Sounds ominous––but if the raccoons
live at the density in Germany that they
do in Fairfield County, Connecticut, or
Westchester County, New York, they would
appear to have colonized under four square
miles. If they achieve only the normal habitat
density for most of their U.S. kin, they may
affect 40 square miles, which if evenly distributed
from their escape point would be a
radius of about seven miles. The slow and
limited spread of a species in which contagious
disease spreads at about 50 miles per
year in the U.S. suggests that the feral
German immigrants actually have only a tenuous
hold on survival.
England and France have even had
homegrown cases of classic PU M A PA N I C.

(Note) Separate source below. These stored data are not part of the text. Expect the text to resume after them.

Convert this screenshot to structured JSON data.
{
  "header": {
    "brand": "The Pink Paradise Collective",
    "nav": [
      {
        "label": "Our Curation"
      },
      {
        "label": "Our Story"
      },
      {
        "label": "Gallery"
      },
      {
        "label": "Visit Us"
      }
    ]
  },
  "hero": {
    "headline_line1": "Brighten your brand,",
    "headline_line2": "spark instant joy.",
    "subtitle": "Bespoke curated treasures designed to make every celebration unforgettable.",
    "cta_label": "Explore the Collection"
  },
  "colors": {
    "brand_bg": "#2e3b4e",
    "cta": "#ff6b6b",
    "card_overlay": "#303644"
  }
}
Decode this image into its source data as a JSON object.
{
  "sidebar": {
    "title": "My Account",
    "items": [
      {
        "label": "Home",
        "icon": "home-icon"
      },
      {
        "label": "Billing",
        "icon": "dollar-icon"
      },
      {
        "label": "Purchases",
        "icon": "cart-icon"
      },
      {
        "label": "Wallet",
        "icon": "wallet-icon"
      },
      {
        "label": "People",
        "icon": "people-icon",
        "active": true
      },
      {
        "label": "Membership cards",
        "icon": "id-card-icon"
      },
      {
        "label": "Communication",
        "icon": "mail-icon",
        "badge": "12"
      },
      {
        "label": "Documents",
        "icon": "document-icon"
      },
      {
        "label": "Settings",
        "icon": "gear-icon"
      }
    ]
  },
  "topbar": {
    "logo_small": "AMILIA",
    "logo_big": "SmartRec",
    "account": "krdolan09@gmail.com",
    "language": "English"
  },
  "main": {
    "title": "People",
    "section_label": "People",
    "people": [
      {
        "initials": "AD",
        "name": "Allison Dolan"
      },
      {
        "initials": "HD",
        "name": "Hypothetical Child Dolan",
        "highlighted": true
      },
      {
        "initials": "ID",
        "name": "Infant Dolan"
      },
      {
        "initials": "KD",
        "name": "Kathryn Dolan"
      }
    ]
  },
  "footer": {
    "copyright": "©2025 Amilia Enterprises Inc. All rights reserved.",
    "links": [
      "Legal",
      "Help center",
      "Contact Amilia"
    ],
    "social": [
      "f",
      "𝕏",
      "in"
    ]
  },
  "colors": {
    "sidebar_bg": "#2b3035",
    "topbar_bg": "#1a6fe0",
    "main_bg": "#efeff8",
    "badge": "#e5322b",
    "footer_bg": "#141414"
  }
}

Sightings of the British “Beast of Bodmin
Moor” apparently ceased after the skull of an
Indian black panther was found near where a
big cat apparently slew numerous sheep over
the past several years. However, the apparent
presence of a puma who mauled both a
heifer and a dog in the Foret de Chize,
France, in mid-May obliged the Prefecture
des Deux-Svres to close the 13,000-acre forest
to foot traffic. There is a zoo of about 600
animals in nearby Villiers-en-Bois, but no
zoo cats have been reported missing.